THREE companies were fined for safety breaches after a Mirfield man was killed on a construction site.

Gareth Stanley, 23, died when he was struck by two cars as he tried to control traffic on a busy road where he was working.

And in court yesterday three companies digging trenches for cable laying beside the bypass admitted responsibility for the death.

Deputy District Judge Richard Manning, sitting at Harrogate Magistrates' Court, heard how Gareth, son of Michael Stanley, managing director of Stanley Land Drainage, had been struck by two cars as he attempted to hold up traffic on the Harrogate and Knaresborough southern bypass so a digger could be taken to a compound on a nearby farm for the night.

The company, of Crow Royd Farm, North Moor Lane, Kirkheaton, Huddersfield, pleaded guilty to failing to ensure the health and safety of employees.

Another sub-contractor, pipeline specialists JFD Utility Services, of Balme Road, Cleckheaton, and main contractors ABB Ltd, of Daresbury, Warrington, each pleaded guilty to failing to ensure those carrying out the work and motorists were not exposed to risks to their safety.

Health and Safety Executive prosecutor Michael Elliker said ABB was responsible for the electrical infrastructure at St James' Retail Park beside the bypass at Knaresborough.

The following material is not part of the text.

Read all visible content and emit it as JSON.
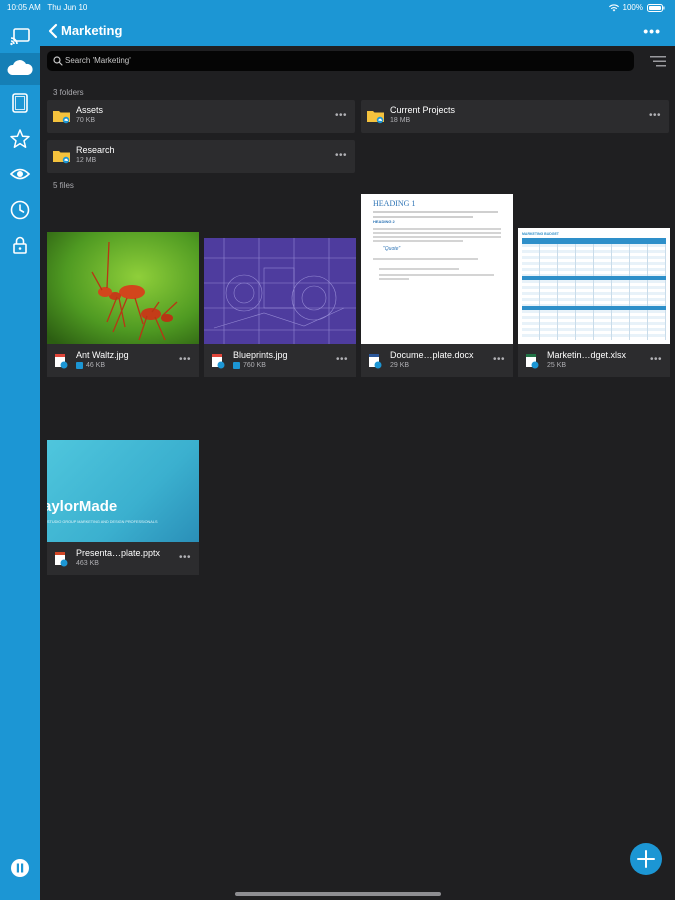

The other two companies had been called in because a 1,700-metre trench was needed on the north side verge.

Gareth Stanley, of Sunnybank Road, Mirfield, had been one of those working there on December 1, 2003, when he had been stopping traffic.

He was struck by one car and knocked across the road into the path of another.

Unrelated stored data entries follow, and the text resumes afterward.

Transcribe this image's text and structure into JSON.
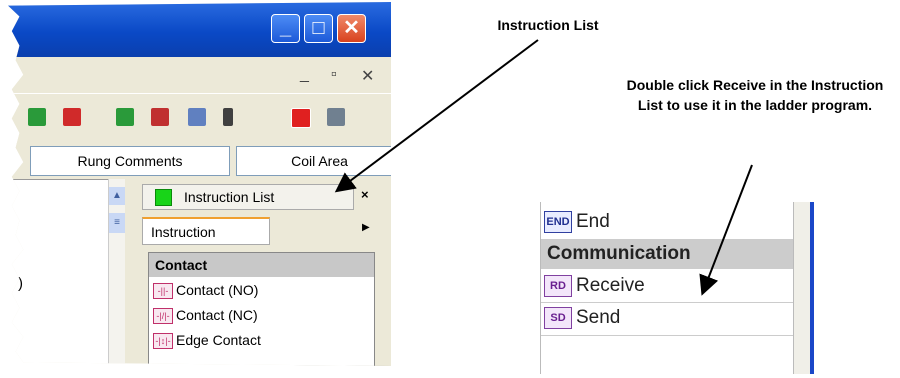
{
  "window": {
    "buttons": {
      "minimize": "_",
      "maximize": "□",
      "close": "✕"
    },
    "mdi_controls": {
      "minimize": "_",
      "restore": "▫",
      "close": "✕"
    }
  },
  "toolbar": {
    "icons": [
      "arrow-green-icon",
      "arrow-red-icon",
      "bar-green-icon",
      "bar-red-icon",
      "device-icon",
      "traffic-light-icon",
      "alarm-icon",
      "tool-icon"
    ]
  },
  "tabs": {
    "rung_comments": "Rung Comments",
    "coil_area": "Coil Area"
  },
  "workarea": {
    "text": ")"
  },
  "instruction_list": {
    "title": "Instruction List",
    "close": "×",
    "tab": "Instruction",
    "category": "Contact",
    "items": [
      {
        "icon": "-||-",
        "label": "Contact (NO)"
      },
      {
        "icon": "-|/|-",
        "label": "Contact (NC)"
      },
      {
        "icon": "-|↕|-",
        "label": "Edge Contact"
      }
    ]
  },
  "annotations": {
    "instruction_list_label": "Instruction List",
    "double_click_note": "Double click Receive in the Instruction List to use it in the ladder program."
  },
  "inset": {
    "rows": [
      {
        "icon": "END",
        "label": "End"
      },
      {
        "label": "Communication"
      },
      {
        "icon": "RD",
        "label": "Receive"
      },
      {
        "icon": "SD",
        "label": "Send"
      }
    ]
  },
  "colors": {
    "titlebar": "#0a49c6",
    "status_green": "#18d418",
    "close_red": "#d8421e"
  }
}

Stanley's counsel Richard Kovalevsky said there had been several requests from Michael Stanley to North Yorkshire County Council, as highways authority, for temporary traffic lights to be installed. They had been rejected.

The county council had made its ruling because it was not envisaged that anyone on the site would have to stand in the carriageway.

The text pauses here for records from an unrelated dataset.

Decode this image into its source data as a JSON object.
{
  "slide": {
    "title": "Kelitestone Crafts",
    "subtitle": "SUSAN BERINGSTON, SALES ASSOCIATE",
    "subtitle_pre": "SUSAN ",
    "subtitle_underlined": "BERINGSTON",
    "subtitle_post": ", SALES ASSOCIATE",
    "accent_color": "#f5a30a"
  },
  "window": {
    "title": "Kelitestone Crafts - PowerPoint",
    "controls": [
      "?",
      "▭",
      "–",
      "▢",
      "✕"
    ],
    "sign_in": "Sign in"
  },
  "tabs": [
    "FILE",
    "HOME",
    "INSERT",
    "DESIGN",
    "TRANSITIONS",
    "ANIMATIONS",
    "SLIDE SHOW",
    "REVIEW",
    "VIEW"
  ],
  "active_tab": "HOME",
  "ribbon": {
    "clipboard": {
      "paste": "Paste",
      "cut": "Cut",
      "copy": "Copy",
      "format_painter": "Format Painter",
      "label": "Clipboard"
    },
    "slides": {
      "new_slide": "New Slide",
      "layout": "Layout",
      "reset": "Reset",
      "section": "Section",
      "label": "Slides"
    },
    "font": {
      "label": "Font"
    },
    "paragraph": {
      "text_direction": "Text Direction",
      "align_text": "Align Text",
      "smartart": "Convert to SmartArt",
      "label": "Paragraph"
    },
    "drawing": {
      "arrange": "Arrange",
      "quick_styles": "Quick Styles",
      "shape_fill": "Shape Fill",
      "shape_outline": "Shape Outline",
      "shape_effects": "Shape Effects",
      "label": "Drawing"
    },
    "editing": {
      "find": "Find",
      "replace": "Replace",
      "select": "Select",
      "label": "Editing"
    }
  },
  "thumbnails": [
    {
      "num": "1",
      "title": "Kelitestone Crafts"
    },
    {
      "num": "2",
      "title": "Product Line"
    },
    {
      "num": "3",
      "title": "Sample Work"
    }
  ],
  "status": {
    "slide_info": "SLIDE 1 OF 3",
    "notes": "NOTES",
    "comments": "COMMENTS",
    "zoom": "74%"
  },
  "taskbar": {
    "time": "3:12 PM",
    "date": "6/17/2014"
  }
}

Without lights, the only way vehicles could reach their compound had been to move into gaps in the line of traffic.

Mr Kovalevsky said: ''Mr Stanley is left with the deep, deep sense that there has been a significant failing and unfairness in these proceedings.

"And it is a terrible irony that when this job carried on the local authority insisted there were traffic lights."

Fining each company £18,000 the judge said Gareth Stanley had agreed to watch the digger driver carry out ''a dangerous manoeuvre."

He also awarded costs of £11,328.96 against ABB, £11,840.96 against JFD and £11,191.96 against Stanley's.

The judge said an inquest had been told by a county council witness that is would have been safer to have traffic lights even if the whole of the work had been carried out on the verge.

So the authority must have been aware of the significant risk posed by on-site activities.

The jury had considered temporary lights should have been in place from the beginning.